In 2012 Fox Chase became a member of the Temple University Health System. This affiliation provided Fox Chase the opportunity to increase research collaborations, expand clinical programs, and offer more services to more patients. Fox Chase serves as the “hub” of cancer services for the health system.

That same year Fox Chase immunologist and Deputy Scientific Director David Wiest found that mutations in a ribosomal protein called L22 hasten the development of lymphoma. This is unique because this was first to show that mutations in this class of proteins can trigger cancer development. This discovery provides a target for the creation of new treatments for lymphoma.

In 2013 Richard I. Fisher was named President and CEO of Fox Chase. Fisher was able to dramatically improve the Center’s financial health within two years. Dr. Fisher came to Fox Chase as a nationally recognized leader in hematologic cancer treatment and research and invigorated key clinical programs while optimizing Fox Chase’s relationship with Temple University Health System.
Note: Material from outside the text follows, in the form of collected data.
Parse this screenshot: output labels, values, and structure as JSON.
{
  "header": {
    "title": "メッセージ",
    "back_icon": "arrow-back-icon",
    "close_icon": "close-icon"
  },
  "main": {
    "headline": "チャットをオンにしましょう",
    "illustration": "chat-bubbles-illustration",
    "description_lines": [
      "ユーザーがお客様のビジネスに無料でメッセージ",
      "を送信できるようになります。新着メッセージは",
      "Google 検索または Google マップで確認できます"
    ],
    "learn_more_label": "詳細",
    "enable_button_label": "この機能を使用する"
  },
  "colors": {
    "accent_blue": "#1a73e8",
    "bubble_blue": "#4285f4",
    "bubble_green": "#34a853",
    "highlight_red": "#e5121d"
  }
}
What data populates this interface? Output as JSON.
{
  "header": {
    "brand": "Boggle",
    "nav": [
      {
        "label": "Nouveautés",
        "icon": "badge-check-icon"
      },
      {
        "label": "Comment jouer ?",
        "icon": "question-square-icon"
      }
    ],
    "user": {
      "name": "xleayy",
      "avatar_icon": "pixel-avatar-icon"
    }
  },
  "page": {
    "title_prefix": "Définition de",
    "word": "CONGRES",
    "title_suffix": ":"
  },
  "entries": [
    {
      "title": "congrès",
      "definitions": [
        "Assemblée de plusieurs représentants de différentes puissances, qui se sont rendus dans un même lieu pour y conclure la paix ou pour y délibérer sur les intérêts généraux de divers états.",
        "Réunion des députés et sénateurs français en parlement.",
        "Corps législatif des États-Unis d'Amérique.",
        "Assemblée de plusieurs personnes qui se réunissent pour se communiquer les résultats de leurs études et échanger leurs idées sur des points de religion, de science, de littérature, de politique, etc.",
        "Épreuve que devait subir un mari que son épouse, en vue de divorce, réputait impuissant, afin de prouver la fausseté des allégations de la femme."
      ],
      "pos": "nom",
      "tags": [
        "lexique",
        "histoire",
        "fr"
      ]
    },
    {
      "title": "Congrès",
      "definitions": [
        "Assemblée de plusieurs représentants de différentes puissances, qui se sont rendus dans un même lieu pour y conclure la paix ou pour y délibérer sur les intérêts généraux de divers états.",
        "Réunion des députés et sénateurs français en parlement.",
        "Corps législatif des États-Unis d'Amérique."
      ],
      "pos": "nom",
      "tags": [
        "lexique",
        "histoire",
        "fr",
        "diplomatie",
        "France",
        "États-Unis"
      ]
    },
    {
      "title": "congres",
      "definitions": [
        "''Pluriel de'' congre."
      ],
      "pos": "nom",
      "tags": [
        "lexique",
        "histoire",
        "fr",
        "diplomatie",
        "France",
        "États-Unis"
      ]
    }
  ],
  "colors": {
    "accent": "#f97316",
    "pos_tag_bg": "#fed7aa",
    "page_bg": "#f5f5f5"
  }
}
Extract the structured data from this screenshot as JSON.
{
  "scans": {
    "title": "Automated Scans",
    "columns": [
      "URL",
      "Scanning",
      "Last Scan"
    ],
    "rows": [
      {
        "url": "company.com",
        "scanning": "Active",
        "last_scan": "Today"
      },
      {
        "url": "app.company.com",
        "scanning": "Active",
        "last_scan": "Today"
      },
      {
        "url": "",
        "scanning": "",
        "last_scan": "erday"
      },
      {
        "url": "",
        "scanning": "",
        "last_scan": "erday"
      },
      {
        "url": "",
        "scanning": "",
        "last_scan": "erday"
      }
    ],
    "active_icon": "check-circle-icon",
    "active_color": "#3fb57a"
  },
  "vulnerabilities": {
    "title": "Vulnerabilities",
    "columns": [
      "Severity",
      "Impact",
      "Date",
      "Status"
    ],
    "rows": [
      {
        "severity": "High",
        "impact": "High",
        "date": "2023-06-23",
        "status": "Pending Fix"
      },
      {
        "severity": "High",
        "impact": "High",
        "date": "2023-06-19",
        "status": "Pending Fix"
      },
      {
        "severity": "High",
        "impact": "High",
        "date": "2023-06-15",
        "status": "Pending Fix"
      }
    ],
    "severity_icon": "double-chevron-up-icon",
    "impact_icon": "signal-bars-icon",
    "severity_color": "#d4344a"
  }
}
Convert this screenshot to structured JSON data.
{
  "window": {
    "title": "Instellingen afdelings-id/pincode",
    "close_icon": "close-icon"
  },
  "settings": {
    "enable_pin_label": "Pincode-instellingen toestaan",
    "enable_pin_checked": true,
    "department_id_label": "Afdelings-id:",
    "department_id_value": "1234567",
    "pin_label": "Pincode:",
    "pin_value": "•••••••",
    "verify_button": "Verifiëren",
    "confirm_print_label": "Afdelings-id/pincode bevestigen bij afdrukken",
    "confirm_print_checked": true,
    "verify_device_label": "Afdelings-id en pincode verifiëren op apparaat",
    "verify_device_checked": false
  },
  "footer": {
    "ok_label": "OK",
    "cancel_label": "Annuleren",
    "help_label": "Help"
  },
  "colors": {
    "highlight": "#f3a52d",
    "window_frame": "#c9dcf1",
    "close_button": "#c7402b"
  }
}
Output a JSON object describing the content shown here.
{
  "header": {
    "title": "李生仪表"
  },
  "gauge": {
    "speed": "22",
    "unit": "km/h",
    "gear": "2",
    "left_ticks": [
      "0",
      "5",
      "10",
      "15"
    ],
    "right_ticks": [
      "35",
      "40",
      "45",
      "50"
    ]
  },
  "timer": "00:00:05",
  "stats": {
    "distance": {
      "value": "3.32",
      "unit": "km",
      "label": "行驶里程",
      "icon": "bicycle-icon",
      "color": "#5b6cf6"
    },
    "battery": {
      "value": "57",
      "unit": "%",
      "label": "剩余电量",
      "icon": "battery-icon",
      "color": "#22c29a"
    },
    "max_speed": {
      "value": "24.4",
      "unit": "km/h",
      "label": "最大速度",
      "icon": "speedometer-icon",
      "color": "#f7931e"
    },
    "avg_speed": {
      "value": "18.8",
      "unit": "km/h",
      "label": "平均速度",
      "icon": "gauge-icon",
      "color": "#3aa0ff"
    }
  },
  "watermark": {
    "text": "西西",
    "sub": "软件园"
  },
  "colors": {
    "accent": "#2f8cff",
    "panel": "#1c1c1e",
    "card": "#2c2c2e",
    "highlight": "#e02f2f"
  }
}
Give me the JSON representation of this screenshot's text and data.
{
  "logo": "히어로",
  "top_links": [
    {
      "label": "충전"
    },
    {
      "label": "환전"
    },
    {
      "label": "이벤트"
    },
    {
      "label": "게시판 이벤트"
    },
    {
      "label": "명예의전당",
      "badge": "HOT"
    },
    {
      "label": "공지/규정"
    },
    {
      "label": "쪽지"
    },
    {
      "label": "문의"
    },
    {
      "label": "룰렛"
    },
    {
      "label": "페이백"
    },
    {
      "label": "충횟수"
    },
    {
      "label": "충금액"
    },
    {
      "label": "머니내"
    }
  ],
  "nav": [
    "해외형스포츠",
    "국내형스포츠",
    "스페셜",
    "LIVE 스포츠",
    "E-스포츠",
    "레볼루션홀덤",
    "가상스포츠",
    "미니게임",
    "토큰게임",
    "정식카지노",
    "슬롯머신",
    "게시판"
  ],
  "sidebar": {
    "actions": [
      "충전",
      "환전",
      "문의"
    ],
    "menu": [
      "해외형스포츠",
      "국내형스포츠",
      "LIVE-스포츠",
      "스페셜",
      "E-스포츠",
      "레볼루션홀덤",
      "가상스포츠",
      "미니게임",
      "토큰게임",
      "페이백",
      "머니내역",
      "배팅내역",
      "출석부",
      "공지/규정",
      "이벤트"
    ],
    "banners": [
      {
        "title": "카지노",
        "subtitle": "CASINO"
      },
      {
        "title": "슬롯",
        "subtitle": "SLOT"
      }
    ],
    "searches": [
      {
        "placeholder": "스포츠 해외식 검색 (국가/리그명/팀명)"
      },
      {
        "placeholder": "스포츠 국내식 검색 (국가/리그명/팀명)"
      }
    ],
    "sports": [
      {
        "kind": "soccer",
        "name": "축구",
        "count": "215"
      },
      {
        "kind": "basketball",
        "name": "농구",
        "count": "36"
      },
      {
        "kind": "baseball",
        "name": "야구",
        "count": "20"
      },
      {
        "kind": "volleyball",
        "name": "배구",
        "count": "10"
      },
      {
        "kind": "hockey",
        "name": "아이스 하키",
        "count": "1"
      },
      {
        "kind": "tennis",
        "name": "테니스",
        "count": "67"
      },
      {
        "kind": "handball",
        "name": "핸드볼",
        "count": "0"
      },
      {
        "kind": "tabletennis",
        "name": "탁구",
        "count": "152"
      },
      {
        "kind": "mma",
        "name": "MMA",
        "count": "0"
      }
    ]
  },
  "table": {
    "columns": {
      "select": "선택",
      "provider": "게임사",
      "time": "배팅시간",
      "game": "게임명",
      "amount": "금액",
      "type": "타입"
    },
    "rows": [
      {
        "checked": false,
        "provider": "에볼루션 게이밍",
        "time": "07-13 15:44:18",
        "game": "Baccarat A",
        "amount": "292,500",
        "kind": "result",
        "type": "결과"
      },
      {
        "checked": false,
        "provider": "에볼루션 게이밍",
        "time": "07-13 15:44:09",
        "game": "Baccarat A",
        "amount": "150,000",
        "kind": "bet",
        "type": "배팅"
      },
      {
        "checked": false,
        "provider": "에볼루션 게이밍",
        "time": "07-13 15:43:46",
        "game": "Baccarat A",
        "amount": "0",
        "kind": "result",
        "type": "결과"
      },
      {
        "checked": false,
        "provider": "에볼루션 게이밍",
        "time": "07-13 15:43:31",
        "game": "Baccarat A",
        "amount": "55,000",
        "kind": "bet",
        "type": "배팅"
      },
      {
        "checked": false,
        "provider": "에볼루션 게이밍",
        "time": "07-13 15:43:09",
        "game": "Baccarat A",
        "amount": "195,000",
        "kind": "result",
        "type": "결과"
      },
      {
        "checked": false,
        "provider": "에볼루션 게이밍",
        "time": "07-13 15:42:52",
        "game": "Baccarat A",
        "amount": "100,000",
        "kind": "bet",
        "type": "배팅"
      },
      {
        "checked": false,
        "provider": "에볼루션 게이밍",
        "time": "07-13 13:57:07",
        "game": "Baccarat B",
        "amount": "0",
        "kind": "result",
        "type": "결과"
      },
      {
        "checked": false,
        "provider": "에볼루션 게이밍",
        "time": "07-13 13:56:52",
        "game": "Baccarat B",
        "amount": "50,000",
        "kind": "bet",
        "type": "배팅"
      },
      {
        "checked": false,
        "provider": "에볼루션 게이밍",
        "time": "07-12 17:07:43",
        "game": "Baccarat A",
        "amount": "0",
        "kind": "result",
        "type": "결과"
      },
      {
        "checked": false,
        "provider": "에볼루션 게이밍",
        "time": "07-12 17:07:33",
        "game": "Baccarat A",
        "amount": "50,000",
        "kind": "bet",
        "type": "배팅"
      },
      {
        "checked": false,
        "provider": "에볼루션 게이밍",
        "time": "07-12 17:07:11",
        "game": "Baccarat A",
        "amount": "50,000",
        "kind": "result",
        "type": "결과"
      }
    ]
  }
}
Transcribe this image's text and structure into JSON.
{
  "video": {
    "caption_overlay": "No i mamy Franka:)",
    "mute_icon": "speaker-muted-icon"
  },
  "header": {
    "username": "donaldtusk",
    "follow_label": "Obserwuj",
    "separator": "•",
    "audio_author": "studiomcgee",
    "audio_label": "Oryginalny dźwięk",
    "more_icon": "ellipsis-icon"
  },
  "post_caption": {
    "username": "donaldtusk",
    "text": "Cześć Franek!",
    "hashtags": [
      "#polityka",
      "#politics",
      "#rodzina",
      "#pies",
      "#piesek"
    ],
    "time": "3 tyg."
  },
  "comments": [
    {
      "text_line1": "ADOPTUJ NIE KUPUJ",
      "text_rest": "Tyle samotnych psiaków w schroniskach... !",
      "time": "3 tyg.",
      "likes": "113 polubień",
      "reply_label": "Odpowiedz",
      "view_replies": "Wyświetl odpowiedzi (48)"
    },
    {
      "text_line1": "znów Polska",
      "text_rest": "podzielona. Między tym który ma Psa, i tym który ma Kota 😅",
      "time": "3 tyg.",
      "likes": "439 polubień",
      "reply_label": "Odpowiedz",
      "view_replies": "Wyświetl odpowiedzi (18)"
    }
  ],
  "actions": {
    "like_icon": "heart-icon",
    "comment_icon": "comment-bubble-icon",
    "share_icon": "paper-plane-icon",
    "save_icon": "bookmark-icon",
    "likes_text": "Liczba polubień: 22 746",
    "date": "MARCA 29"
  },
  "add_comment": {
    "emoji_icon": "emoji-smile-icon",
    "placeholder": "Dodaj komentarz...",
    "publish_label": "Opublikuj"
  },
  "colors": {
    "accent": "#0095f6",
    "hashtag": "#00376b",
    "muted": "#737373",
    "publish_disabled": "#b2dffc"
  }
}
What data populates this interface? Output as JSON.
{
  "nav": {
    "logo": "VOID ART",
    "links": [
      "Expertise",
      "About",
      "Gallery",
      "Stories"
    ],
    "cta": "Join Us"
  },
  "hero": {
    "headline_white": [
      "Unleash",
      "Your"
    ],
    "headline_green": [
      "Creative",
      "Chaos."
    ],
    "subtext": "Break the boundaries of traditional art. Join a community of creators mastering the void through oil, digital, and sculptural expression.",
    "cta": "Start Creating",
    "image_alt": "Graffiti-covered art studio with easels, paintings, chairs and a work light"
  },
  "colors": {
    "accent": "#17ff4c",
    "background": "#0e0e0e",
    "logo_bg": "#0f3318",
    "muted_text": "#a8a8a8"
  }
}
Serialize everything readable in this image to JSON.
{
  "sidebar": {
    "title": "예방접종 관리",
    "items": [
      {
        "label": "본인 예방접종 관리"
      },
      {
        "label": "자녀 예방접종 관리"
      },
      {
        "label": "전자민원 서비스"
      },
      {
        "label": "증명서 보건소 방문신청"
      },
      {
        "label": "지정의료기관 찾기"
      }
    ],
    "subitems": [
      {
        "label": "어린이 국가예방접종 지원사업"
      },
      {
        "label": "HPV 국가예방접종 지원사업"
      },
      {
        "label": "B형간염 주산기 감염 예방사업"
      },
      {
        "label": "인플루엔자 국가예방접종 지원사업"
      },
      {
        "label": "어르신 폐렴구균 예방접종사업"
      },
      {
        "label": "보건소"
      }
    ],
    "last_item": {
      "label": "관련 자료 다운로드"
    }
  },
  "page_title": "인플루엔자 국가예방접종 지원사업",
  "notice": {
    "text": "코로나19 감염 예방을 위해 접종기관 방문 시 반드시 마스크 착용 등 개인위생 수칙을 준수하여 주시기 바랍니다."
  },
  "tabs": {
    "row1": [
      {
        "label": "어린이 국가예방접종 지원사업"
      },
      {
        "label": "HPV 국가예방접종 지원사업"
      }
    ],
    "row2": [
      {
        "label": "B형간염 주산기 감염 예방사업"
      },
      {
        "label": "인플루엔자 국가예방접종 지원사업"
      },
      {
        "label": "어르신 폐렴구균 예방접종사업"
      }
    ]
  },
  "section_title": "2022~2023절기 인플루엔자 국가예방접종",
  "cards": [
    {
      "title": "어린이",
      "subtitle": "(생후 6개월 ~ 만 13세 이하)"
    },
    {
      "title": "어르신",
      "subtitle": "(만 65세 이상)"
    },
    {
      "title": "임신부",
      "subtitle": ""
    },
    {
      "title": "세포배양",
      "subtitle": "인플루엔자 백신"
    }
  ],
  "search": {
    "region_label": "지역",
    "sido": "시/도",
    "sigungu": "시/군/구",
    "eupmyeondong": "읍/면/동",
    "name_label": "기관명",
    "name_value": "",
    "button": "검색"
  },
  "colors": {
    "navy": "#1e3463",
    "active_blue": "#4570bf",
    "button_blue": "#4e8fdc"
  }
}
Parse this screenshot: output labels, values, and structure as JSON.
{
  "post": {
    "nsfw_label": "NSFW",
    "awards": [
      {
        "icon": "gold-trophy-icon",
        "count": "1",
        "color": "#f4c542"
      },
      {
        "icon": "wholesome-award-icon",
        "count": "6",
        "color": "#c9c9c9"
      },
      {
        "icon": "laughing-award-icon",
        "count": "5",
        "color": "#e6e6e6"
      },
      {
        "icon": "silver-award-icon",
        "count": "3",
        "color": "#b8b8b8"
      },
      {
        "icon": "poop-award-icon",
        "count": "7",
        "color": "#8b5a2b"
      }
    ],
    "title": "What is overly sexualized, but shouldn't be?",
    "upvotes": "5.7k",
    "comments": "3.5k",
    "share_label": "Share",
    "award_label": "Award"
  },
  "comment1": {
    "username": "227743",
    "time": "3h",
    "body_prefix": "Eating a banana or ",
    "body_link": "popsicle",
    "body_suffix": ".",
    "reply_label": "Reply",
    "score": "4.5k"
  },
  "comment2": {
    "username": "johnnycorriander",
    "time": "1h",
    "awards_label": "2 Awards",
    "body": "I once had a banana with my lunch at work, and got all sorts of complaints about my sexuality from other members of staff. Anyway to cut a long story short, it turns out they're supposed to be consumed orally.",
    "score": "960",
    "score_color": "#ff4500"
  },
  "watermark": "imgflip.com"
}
During his tenure over 50 Temple University faculty members have joined the Cancer Center as investigators, and the medical oncology team and bone marrow transplant physicians at Temple University Hospital have become Fox Chase faculty.

Fisher’s key recruitments since assuming the presidency of the center include:

  • Henry C. H. Fung, who has substantially strengthened the Temple-Fox Chase Bone Marrow Transplant Program.
  • Martin J. Edelman, Professor and Chair of Hematology-Oncology. Edelman is an internationally known expert in thoracic oncology, who also serves as Deputy Director for Clinical Research.
  • Mariusz Wasik, Professor and Chair of Pathology. Wasik is an international expert in hematopathology, who will serve as associate cancer center director for shared resources.

Most recently Ann Skalka, Scientific Director emerita, has been named the 2018 recipient of the William Procter Prize for Scientific Achievement. Dr. Skalka is internationally recognized for her contributions to our understanding of the biochemical mechanisms by which retroviruses, including the AIDS virus, replicate and insert their genetic material into the host genome. She has published more than 240 scientific papers and scholarly reviews, edited several books, and organized and presented at national and international meetings. She is also author of the soon-to-be-released book, Discovering Retroviruses, and is coauthor of the widely acclaimed text, Principles of Virology.